Stupidly I thought that knowing about it, working through it, and trying to be a better wife would change things. Its has been six years since I found the pornography. In that time he has gotten great at hiding. For personal survival reasons, I’ve gotten great at detachment. Our relationship is more strained now than ever before. My husbands obsessions, control issues, and unpredictable behavior have been very difficult. He recently found your program and I pray it will somehow help him grasp reality.
I hate pornography. I hate what it has taken from us. I am angry for the time it has stolen from our family. I grieve for the creative, happy, unselfish
man I married. Pornography and the behavior associated with it is nothing short of my enemy.
Everyone says pornography is not about the spouse, but please believe me when I say it very much effects the spouse. There is a direct association with my sexuality and his addiction. When my husband is having sex he’s having sex. Period. And I care whether its with me or without me. But pornography is the ultimate other woman. She’s always there, perfectly displayed for him to devour. And once he’s had her she’s etched into his mind for instant sex no questions asked.
Yes I am hurting. Yes understand the cycle of addiction and helplessness my husband lives in. I don’t blame him, but unfortunately I’ve had to build walls to stay in this marriage. There are not only walls keeping me from my husband, but I have also become isolated from my friends and family. The fear of breaking down and telling them puts me at too much of a risk for any relationship.

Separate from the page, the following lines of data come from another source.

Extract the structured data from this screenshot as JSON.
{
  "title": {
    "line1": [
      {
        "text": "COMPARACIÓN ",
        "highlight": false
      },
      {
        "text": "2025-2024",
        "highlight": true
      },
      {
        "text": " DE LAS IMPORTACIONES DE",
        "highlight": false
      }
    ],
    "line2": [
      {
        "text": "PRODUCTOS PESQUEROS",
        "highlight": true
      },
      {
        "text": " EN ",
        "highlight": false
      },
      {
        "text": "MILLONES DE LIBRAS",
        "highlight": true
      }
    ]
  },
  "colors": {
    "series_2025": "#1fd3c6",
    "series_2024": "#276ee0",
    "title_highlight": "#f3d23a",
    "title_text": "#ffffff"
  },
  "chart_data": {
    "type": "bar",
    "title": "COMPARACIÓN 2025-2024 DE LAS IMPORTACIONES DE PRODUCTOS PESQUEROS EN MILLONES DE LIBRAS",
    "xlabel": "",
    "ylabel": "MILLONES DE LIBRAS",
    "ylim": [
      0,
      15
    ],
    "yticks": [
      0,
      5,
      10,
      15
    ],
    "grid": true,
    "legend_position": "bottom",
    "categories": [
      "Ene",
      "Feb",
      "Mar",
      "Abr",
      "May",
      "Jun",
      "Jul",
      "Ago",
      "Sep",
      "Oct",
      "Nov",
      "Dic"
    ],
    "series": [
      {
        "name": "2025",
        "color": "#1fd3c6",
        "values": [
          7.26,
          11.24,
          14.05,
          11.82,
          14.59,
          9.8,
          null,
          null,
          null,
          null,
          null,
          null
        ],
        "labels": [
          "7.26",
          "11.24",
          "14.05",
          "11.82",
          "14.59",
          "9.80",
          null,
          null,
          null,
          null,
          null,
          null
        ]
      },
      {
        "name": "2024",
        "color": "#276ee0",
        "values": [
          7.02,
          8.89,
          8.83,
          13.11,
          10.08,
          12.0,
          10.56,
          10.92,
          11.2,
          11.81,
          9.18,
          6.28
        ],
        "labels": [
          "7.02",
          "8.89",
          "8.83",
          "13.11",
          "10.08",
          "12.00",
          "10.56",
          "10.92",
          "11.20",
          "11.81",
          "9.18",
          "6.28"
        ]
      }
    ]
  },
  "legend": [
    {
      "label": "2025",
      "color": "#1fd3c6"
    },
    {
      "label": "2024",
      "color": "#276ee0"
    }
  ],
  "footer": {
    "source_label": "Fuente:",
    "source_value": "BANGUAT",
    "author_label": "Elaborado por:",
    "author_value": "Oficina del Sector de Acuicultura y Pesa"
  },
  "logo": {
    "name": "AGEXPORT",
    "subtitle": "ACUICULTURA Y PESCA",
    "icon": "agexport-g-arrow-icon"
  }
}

I find myself as the ghost of who I once was. I am socially isolated and emotionally distant. My husband calls me cold and unfeeling, and he is right. Logically I know it is vital in his recovery for me to open my heart to him and have an intimate relationship. I am honestly having an impossible time with this and I recognize that I’m a stumbling block down his road to recovery. Your program is designed to change the brain chemistry. Do you have steps to heal me back to the person I once was so we can put this nightmare behind us at last?
Mark Kastleman
March 2, 2009 • 8:16 pm
Stevens:
My heart goes out to you. It is always the innocent spouse who suffers most in the porn addict’s wake. Your feelings are completely legitimate and important to face and deal with. I am so impressed with your ability to openly express your challenges and assess your own feelings–this self-awareness and assessment is not easy. If your husband is starting the Candeo program, the best advice I can give is that you learn along with him. The 10 levels of training will give you great insight into his addiction, BUT even more importantly, the principles and practices will help you begin your own healing process. As he applies the Candeo tools to his addiction, you can adjust them just slightly to help you evolve through your own struggles. In addition, our “Candeo-Plus” program has resources specifically for spouses. So, while your husband is following the program, follow the program for your own benefit–working on your own healing is one of the best ways you can help him. Together, you can succeed.